In his opening statement, Schmidt said Google Search and the company’s advertising products helped build $64 billion in economic activity for hundreds of thousands of small businesses throughout the United States.
“At Google, we’ve always focused on putting consumers—our users—first,” Schmidt said. “For example, we aim to provide relevant answers as quickly as possible, and our product innovation and engineering talent deliver results that we believe users like, in a world where the competition is only one click away.”
Other witnesses included Jeff Katz, CEO of Nextag, and Jeremy Stoppelman, cofounder and CEO of Yelp, both of whom spoke about the difficulty of entering the Internet search market and expressed their perceptions of Google’s dominance in the search market. “It has to be broken up by the government,” said Consumer Watchdog spokesman Jamie Court in an interview with American Public Media. “Google is bigger than Ma Bell. It’s gotten too big.
‘Complex and Evolving’
Among the complaints expressed by Google’s competitors is that the company unfairly directs search traffic to its own sites, such as Google Maps, Google Finance, and Google Places. For example, an Internet user who conducts a Google search of “nightclubs in Chicago” may encounter a full page of results from Google Places before finding entries from a competing site. Because advertisers pay Web sites based on the number of customer visits to their sites, competitors claim Google’s market share grants it an unfair advantage.
“Studies show what most of us know from experience: that the first few Google search results attract nearly 90 percent of all user clicks,” said Ranking Subcommittee Member Sen. Mike Lee (R-UT) in his opening statement. “Google’s search ranking therefore has enormous power over the information users find, which websites receive traffic, and the amount businesses must pay to be found on the Internet.
“The antitrust laws do not exist to punish success,” said Leahy. “What we try to do through these laws is ensure that business on the Internet remains dynamic and that new entrants with new business models that will create jobs and improve our economy are not stifled. Although the Internet economy is complex and evolving, the antitrust laws are as necessary online as in any other area of our economy.”

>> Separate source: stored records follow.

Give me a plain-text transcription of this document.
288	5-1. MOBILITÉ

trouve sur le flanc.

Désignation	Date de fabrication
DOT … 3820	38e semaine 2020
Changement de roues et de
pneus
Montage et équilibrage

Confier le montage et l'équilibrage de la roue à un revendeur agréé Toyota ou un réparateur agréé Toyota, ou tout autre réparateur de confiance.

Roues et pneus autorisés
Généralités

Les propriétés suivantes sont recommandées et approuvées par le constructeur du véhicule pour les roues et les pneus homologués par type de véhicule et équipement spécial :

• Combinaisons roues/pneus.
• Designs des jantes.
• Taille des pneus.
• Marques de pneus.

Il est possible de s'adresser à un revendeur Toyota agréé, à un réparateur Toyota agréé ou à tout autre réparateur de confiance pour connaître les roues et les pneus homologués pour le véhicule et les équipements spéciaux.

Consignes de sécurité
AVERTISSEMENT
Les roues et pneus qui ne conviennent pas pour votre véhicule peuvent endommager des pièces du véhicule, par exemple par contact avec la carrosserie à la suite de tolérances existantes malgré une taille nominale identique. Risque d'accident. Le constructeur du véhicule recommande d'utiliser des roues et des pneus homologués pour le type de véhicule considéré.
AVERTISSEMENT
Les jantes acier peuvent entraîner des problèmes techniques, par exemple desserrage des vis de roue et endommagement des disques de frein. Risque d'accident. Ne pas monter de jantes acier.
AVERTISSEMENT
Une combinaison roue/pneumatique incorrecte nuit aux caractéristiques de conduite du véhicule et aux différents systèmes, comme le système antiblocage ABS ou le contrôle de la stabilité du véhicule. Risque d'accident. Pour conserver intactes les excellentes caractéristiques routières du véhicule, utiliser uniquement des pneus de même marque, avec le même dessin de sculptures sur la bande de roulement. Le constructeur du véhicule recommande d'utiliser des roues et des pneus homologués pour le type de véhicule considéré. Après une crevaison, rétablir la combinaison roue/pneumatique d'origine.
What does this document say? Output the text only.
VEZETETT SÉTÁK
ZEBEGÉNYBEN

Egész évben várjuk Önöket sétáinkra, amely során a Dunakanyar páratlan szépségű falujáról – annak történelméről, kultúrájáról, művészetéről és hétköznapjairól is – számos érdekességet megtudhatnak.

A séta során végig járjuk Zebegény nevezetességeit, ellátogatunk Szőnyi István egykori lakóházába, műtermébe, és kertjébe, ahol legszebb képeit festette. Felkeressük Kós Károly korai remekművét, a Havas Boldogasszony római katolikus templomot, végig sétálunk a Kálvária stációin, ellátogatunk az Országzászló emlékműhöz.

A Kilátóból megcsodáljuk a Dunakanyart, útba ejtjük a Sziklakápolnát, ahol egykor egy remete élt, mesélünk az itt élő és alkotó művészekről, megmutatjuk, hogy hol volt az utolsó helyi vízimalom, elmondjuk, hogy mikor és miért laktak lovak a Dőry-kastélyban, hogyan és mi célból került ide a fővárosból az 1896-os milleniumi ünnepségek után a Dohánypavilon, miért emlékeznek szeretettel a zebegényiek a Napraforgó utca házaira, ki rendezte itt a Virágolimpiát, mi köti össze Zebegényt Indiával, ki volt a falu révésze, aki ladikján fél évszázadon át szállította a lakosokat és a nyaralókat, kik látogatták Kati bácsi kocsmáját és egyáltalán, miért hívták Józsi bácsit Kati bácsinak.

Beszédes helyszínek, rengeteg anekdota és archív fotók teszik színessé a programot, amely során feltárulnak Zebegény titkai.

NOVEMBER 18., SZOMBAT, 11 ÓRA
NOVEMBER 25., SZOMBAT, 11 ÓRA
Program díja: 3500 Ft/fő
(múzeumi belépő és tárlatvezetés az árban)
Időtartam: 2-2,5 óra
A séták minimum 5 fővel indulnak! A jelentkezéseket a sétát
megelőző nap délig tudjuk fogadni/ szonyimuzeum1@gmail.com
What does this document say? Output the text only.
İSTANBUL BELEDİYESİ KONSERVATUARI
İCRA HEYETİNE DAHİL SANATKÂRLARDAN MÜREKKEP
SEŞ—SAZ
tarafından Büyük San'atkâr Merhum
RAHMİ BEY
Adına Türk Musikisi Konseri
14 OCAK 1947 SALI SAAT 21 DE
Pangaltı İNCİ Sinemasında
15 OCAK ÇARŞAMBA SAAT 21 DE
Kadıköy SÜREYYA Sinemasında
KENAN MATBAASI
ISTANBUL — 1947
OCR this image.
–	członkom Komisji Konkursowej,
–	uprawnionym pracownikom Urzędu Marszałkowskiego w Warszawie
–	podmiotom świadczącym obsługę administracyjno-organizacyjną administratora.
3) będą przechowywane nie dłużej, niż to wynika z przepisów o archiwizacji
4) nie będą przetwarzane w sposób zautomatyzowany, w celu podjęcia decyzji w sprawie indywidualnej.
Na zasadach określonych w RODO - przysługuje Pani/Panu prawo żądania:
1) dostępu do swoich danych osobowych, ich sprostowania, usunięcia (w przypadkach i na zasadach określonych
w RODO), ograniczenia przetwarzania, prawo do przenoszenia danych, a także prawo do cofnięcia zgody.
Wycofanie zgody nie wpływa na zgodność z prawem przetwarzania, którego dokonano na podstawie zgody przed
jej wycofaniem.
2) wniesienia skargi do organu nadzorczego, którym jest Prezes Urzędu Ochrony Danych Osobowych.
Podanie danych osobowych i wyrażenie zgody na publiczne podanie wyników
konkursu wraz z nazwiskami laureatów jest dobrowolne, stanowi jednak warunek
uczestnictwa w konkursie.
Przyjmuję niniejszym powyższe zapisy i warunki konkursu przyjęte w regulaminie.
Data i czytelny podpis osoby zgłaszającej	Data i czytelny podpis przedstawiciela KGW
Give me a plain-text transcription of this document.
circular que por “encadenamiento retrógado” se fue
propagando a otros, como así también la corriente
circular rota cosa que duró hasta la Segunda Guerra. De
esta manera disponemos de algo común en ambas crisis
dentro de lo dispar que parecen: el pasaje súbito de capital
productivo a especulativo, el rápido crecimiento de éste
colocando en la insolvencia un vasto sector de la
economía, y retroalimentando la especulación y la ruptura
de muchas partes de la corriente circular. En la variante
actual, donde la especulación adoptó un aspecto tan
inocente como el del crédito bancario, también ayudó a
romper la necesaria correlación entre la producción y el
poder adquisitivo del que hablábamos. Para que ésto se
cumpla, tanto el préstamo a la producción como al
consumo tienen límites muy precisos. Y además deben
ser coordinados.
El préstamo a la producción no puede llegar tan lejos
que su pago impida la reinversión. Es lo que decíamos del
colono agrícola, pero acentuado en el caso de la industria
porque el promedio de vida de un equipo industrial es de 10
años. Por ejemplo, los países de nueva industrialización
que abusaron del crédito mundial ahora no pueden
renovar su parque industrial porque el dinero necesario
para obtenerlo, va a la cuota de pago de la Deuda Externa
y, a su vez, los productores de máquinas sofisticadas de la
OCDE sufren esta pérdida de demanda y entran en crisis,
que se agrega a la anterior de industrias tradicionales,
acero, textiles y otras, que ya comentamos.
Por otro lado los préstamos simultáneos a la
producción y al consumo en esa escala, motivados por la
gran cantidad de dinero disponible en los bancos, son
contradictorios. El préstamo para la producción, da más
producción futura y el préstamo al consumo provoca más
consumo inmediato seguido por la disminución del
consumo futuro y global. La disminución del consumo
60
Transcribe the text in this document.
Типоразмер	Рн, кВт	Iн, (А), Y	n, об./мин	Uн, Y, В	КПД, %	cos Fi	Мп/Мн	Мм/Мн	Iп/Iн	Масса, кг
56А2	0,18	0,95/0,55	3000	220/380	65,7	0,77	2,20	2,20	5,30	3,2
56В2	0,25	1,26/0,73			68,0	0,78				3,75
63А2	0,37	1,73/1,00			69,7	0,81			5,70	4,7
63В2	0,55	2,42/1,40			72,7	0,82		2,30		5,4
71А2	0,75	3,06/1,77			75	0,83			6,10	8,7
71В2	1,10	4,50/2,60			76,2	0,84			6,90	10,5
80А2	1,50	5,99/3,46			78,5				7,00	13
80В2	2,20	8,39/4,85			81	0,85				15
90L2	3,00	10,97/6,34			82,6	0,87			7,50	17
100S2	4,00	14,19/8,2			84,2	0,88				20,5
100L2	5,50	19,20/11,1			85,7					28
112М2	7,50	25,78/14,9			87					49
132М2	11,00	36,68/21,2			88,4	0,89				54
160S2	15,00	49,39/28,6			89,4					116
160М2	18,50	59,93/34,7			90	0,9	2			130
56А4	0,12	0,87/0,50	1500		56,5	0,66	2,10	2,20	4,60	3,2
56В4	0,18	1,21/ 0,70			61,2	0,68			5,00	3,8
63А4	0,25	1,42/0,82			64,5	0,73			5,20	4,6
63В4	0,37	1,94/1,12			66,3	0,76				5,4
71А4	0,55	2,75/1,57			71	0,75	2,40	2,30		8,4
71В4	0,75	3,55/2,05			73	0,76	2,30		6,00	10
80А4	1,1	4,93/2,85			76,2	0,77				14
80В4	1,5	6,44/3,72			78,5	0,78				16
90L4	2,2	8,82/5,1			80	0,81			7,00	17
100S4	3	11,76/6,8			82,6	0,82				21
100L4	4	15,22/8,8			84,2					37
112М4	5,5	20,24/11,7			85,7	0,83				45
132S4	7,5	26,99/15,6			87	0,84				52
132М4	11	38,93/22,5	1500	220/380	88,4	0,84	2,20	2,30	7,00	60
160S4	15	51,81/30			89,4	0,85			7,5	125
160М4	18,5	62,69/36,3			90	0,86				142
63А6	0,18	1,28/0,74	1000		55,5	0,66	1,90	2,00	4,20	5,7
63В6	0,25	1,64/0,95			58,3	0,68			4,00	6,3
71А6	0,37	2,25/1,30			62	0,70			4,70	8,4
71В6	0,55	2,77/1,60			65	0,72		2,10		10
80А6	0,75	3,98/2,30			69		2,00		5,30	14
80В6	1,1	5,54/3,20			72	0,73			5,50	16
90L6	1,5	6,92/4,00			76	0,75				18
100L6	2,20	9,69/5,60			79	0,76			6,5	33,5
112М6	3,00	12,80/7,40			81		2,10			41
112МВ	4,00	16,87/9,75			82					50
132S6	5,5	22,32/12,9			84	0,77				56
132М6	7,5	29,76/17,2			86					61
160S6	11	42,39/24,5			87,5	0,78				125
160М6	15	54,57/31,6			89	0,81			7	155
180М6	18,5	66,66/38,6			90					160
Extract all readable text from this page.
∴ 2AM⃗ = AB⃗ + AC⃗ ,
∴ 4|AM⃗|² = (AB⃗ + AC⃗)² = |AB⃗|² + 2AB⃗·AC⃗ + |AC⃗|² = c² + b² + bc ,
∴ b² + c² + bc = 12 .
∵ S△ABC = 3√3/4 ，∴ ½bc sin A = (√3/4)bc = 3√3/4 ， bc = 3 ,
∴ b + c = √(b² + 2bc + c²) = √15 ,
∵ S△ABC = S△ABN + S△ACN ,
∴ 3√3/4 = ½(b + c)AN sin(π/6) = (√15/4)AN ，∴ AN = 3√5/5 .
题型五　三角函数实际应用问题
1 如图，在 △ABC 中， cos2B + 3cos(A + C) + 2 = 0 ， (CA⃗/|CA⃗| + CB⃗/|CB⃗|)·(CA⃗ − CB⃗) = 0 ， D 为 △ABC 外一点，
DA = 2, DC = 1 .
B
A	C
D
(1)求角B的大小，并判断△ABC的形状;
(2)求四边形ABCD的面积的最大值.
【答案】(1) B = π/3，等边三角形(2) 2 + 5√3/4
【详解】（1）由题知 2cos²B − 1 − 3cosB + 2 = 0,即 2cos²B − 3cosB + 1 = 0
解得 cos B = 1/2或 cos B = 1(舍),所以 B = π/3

Titch points out that while the government may view Google as an “illegal monopoly” because Google holds the largest market share among search engines, it isn’t the only search engine out there. He notes search engines have come and gone in the past, such as Altavista, Lycos, and Dogpile, and consumers freely choose to use Google and can switch to another search engine at no cost.
'Healthy, Dynamic, and Thriving'
“Google has no way to force consumers to use its product, or force advertisers to buy from it, or prevent competitors from gaining access to the market. Google’s market share is wholly dependent on the willingness of consumers to use its search engine. Users keep coming back because they like the utility Google provides—and [because it] never stops innovating,” Titch said.
Sen. Lee released a statement after the Google antitrust hearing: “As a strong supporter of free markets, competition, and innovation, I was disappointed by the testimony of Google Chairman Eric Schmidt,” he said. “I had hoped to hear the company acknowledge the responsibilities that accompany its preeminent position in the Internet search market and address concerns many have raised about Google’s possible anti-competitive activities.”
Lee continued: “Unfortunately, I fear that some of the testimony in today’s hearing may only encourage those who are calling for legal enforcement or government regulation,” he said, referring in part to an exchange between Lee and Schmidt wherein the senator accused Google of “cooking” its search algorithms to favor Google sites. Schmidt responded to Lee: “Senator, I can assure you we have not cooked anything.”
Titch disagrees with the government’s blame-Google movement. “Congress, along with the DoJ and the FTC, should keep their hands off the online advertising ecosystem. It is healthy, dynamic, and thriving. Strip away the rhetoric and you get down to the government’s perverse argument for prosecuting Google: It’s too good at what it does,” he said.